Баран стоял на месте до тех пор, пока к нему откуда-то из недр заведения, из недр весёлого казино не вышла роскошная, с белыми, рассыпанными по плечам волосами женщина. Женщина была в длинном бархатном густо-изумрудном платье с небольшим разрезом на боку. Присев, нежно охлопывая и успокаивая барана, она так же, как и турок, незаметно огладила бараний живот, перевела дыхание, тихо хмыкнула и мягко, через плечо, сказала кому-то:
– Отнеси его в машину, потом езжайте домой. Он пойдет, пойдет… Бэря, бэря, мэш-мэш-мэш… Пойдешь? А?
К барану подошел прямой как лопата человек, и в помещении не снимавший каракулевую шапку-кубанку. Был он похож на равнинного пастуха, хотя на лице его не было бороды, в руках – кнута, а за пазухой – плюющего огнем черного дрючка с загогулиной. И баран, силе которого мог сейчас позавидовать снежный барс ирбис, враз успокоившись – час его не пришел, не пришел еще! – побрел за пастухом.

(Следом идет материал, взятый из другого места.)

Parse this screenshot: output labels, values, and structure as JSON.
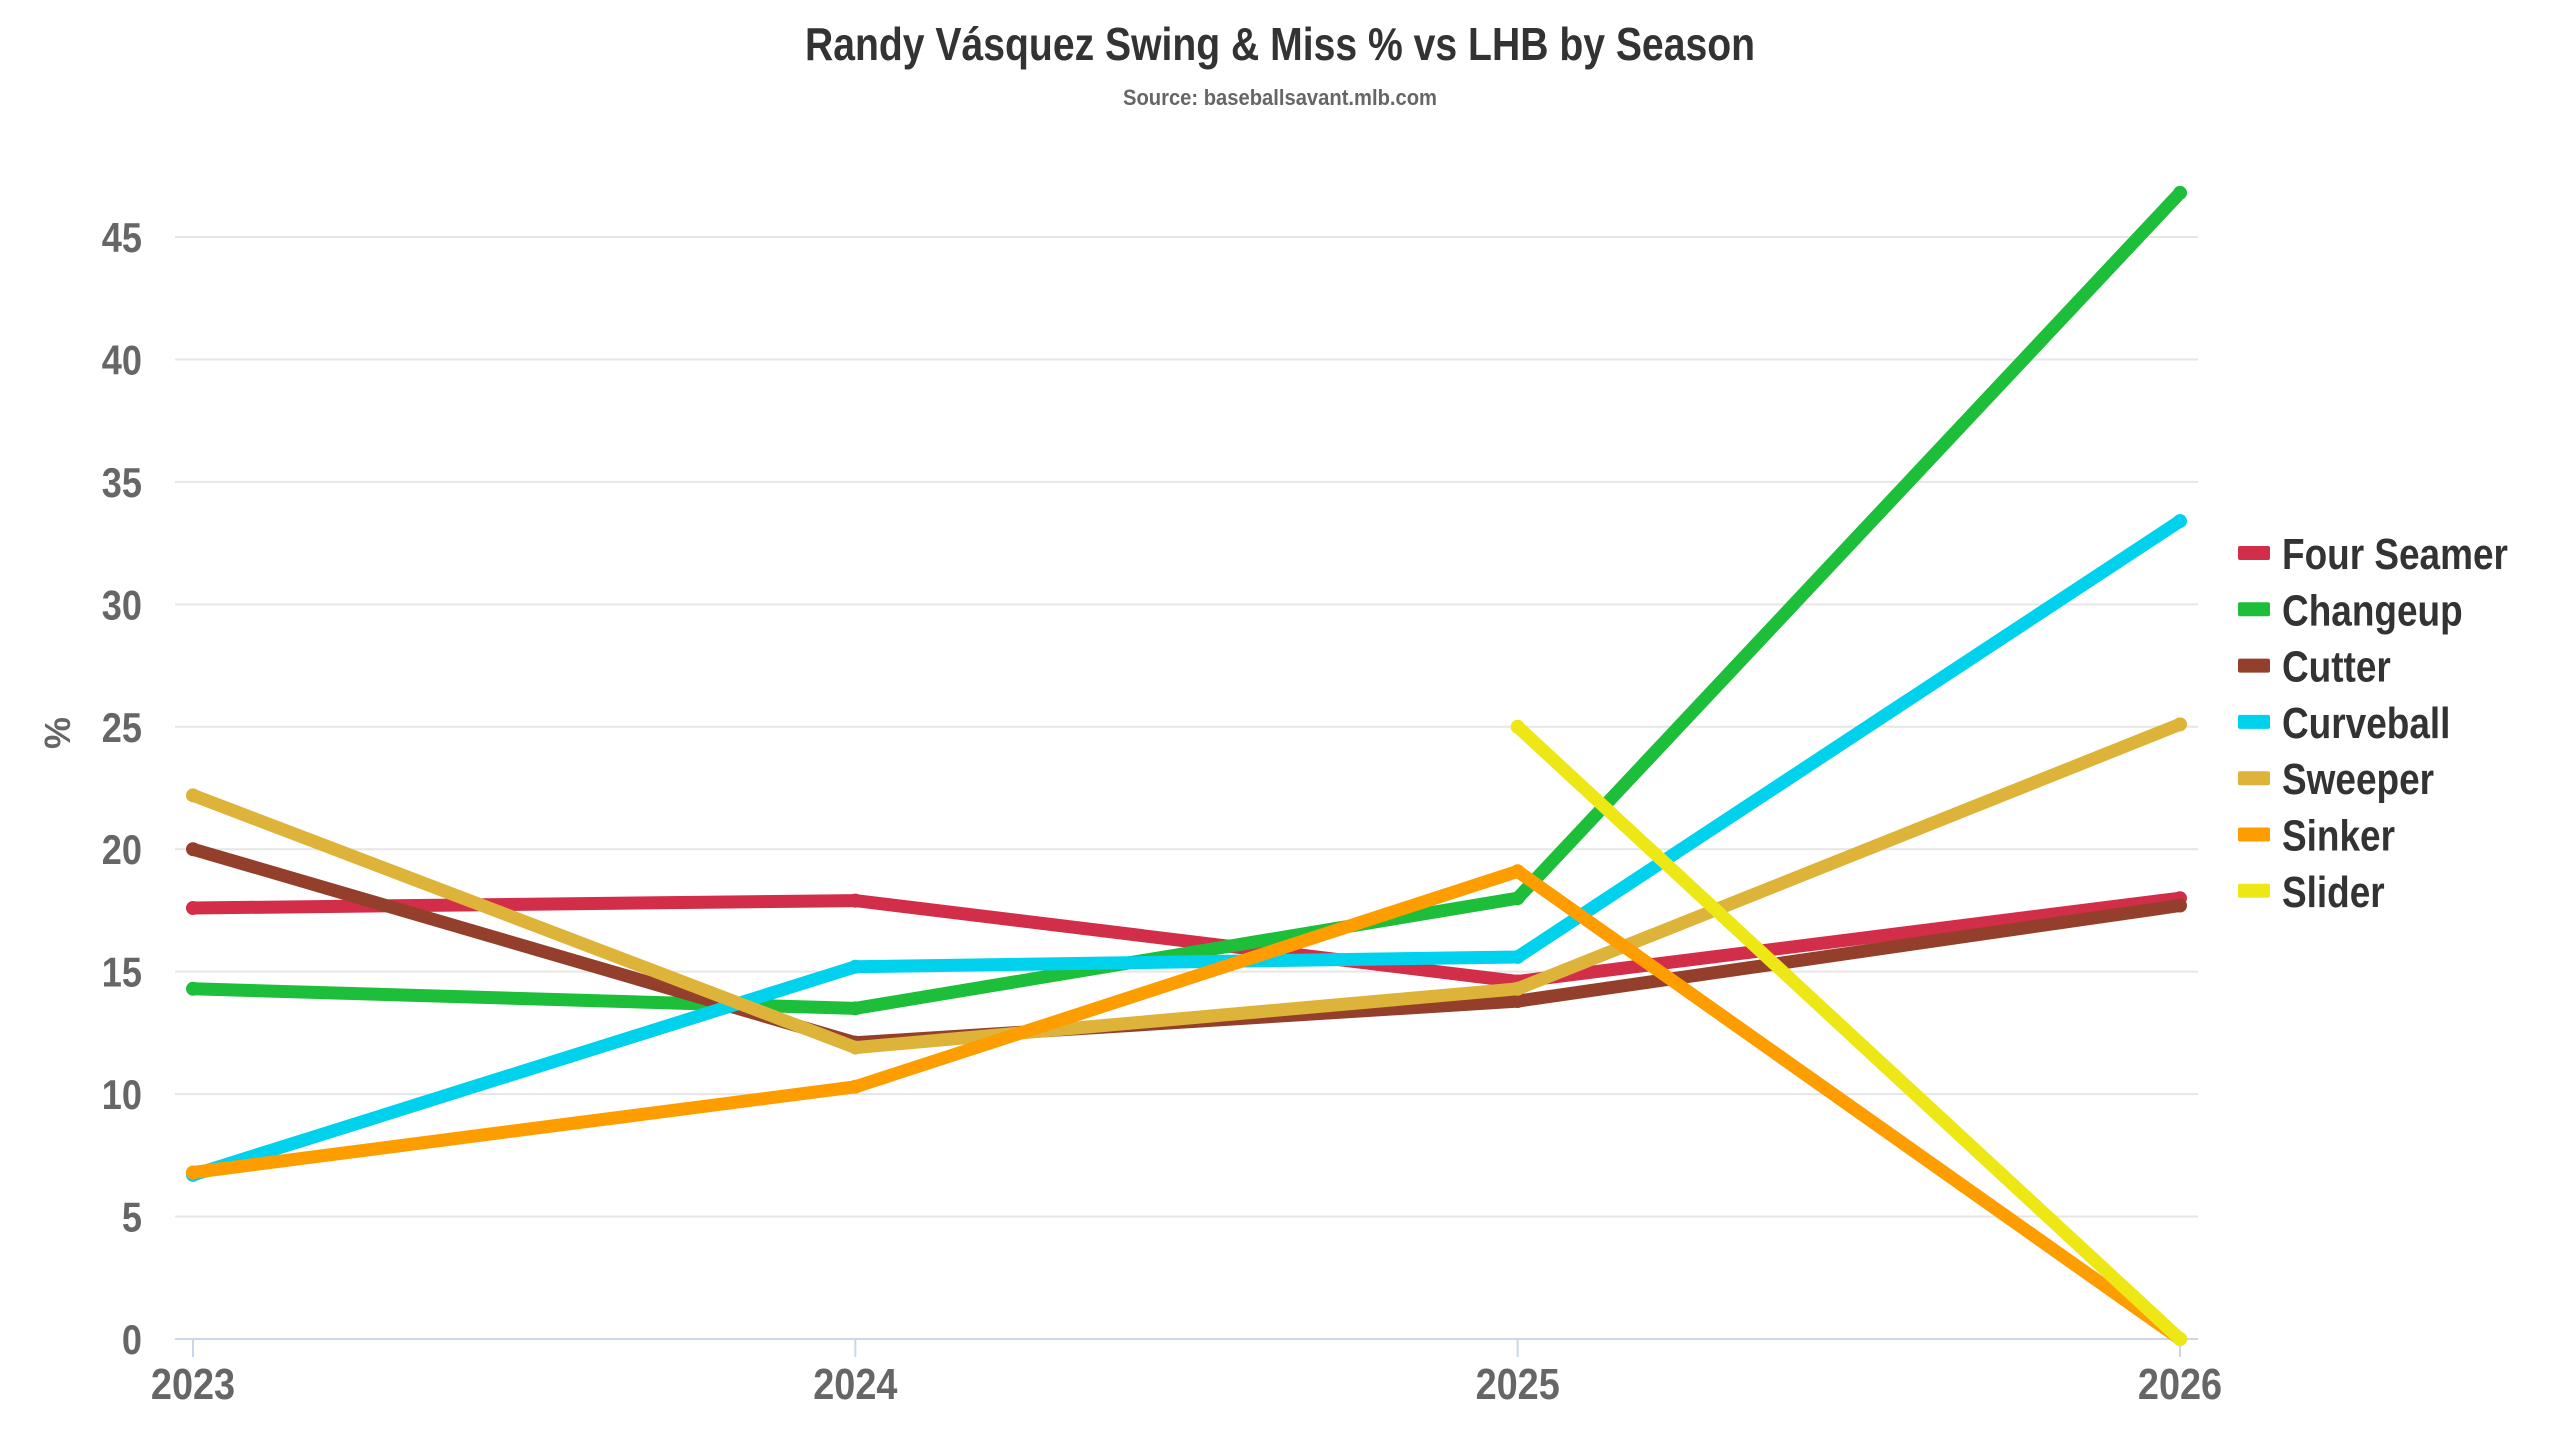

Турок и карпаторосс толкнулись в ту же размалеванную дверь, что и баран. На дверь подсобки они внимания не обратили. За стеклянными створками, бывшими, собственно говоря, черным ходом или, верней, входом для своих, их встретили двое.
– Куда, босо́та? – гавкнул лениво один из охранников.
– Туда, – ответил карпаторосс с печальной сухостью, враз сковавшей разбирающегося в людях охранника по рукам и ногам, и чуть заметно кивнул головой.